ORDERED that the plaintiffs' notice of cross appeal is also treated as an application for leave to cross-appeal from the provision of the order which directed the plaintiffs to provide a duplicate copy of “MRI films dated December 29, 1999,” and leave to cross-appeal is granted; and it is further,
ORDERED that the order is affirmed insofar as appealed from; and it is further,
ORDERED that the order is reversed insofar as cross-appealed from, on the law, the plaintiffs' motion for summary judgment on the issue of liability is granted, and the plaintiffs are directed to provide a duplicate copy of “X-ray films dated December 29, 1999,” if they have not done so already; and it is further,
ORDERED that one bill of costs is awarded to the plaintiffs.

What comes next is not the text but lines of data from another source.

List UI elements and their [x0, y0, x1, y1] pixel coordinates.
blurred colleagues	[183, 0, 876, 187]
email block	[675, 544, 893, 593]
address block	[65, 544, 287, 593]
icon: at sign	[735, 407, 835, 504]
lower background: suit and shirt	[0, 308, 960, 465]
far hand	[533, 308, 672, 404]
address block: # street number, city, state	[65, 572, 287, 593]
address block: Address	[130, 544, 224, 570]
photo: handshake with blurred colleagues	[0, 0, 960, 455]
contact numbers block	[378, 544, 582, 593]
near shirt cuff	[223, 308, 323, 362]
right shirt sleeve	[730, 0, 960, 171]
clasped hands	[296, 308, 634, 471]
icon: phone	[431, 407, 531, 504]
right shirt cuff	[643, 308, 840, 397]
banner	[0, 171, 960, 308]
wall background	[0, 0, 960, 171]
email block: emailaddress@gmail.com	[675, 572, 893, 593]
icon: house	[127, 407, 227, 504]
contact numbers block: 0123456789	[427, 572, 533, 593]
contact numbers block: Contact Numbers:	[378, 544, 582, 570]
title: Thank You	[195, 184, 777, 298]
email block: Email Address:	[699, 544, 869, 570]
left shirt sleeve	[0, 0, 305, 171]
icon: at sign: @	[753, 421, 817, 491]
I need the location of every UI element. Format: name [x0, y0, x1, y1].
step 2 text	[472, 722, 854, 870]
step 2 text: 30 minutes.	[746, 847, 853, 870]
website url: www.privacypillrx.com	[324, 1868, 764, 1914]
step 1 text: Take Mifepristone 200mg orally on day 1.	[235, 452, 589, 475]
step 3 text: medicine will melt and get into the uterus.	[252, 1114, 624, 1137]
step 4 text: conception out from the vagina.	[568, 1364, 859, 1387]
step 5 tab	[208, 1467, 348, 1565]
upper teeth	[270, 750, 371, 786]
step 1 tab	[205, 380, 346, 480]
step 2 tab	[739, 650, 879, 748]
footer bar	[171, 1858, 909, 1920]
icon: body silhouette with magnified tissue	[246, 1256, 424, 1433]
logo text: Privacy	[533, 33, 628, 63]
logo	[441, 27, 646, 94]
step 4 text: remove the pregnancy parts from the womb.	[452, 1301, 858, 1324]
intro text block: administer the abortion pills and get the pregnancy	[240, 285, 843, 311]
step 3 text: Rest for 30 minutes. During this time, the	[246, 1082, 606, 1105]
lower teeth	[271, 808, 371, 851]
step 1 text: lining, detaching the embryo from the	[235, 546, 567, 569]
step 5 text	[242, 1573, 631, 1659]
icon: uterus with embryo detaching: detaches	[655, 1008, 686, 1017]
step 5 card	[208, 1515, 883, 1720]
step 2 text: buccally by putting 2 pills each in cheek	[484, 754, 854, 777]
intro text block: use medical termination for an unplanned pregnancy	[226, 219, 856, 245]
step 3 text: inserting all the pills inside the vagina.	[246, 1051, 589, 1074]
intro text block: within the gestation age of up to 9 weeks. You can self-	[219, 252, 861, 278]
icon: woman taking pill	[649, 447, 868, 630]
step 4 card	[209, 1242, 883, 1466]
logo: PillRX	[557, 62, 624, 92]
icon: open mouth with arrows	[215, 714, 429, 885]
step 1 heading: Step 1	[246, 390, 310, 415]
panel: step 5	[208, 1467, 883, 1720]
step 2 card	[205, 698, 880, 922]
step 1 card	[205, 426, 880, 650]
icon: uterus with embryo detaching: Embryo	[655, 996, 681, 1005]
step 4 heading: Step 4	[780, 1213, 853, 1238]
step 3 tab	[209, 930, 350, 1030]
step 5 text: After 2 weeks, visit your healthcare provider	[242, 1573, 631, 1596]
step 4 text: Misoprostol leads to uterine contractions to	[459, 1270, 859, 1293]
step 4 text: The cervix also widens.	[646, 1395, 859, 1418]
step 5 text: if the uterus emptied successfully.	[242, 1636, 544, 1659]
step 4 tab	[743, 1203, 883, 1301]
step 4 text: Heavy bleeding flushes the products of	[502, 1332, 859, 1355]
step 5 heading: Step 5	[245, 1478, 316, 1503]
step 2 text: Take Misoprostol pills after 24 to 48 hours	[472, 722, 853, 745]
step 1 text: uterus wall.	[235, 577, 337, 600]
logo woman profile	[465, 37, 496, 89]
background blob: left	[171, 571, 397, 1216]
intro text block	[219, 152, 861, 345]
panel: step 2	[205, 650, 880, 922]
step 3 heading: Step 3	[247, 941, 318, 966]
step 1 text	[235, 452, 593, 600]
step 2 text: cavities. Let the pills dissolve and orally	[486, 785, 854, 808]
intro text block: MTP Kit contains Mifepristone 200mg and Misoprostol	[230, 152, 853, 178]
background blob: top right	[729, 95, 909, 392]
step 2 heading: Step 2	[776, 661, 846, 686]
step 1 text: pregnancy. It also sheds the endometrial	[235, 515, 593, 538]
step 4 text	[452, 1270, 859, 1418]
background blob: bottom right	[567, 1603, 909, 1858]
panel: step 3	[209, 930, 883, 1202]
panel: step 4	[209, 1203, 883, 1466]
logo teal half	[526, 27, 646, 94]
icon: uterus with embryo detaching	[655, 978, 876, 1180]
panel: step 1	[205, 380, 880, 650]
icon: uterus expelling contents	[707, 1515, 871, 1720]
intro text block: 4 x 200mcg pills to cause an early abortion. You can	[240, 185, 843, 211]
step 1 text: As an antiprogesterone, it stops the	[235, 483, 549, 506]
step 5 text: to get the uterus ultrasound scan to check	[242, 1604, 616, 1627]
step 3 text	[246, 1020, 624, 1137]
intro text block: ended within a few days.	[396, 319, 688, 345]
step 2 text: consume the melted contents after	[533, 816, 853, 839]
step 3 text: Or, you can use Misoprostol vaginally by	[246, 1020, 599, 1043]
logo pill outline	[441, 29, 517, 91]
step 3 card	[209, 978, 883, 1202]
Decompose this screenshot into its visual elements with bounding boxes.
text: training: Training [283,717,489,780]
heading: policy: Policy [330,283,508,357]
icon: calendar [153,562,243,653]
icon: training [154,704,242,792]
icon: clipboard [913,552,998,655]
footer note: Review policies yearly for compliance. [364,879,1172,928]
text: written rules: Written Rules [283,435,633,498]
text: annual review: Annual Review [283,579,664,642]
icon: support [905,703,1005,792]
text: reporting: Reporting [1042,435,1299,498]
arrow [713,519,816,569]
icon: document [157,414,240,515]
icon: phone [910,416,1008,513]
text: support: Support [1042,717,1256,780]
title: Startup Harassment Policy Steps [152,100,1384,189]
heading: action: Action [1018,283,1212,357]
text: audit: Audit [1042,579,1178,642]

The accident occurred on a one-lane exit ramp leading from I-287 to the Sprain Brook Parkway during rush hour. The defendant driver claimed at her examination before trial that she saw a car cut in front of the plaintiffs' vehicle, causing the plaintiffs' vehicle to come to an abrupt stop in front of the defendants' vehicle. There was one car length between the defendants' vehicle and the plaintiffs' vehicle. The defendants' vehicle was unable to stop in time to avoid hitting the plaintiffs' vehicle in the rear.
The law is well-settled that “[a] rear-end collision with a stopped vehicle establishes a prima facie case of negligence on the part of the operator of the moving vehicle” (see Russ v. Investech Sec., 6 A.D.3d 602, 775 N.Y.S.2d 867). “A claim that the driver of the lead vehicle made a sudden stop, standing alone, is insufficient to rebut the presumption of negligence” (Russ v. Investech Sec., supra at 602, 775 N.Y.S.2d 867; see Belitsis v. Airborne Express Frgt. Corp., 306 A.D.2d 507, 761 N.Y.S.2d 329; Dickie v. Pei Xiang Shi, 304 A.D.2d 786, 759 N.Y.S.2d 141). The defendants' claim that the plaintiffs' vehicle was cut off by a third vehicle supported the plaintiffs' position that the plaintiff driver may not be charged with comparative fault, and did not provide a non-negligent explanation for the defendant driver's conduct. Accordingly, the plaintiffs were entitled to summary judgment on the issue of liability.
On the issue of serious injury, the plaintiffs asserted in their bill of particulars that the injured plaintiff suffered an aggravation of an underlying degenerative condition. On the question of whether the injured plaintiff suffered an aggravation of a pre-existing degenerative condition which constituted a serious injury, the defendants failed to establish their entitlement to judgment as a matter of law.
The defendants' orthopedist stated in his affirmed report that as a result of the accident, the injured plaintiff suffered “significant changes in the neck and back” with a “guarded” prognosis. In his opinion, the accident caused “a strain to her neck” which was “superimposed” on degenerative changes. Based upon the information he had been given he could not determine what symptoms related to the accident and what symptoms were pre-existing. The defendants' neurologist stated in his affirmed report that the accident “produced an acute cervical strain syndrome activating preexisting degenerative spine disease” which included difficulty in swallowing.
Since the defendants failed to establish, prima facie, their entitlement to judgment as a matter of law, the sufficiency of the opposing papers need not be addressed.
However, we note that the plaintiffs' physician compared the injured plaintiff's X-rays dated December 29, 1999, with X-rays taken subsequent to the accident. Therefore, the Supreme Court misspoke when it directed the plaintiffs to provide copies of “MRI films dated December 29, 1999,” and should instead have directed the plaintiffs to provide copies of “X-ray films dated December 29, 1999.”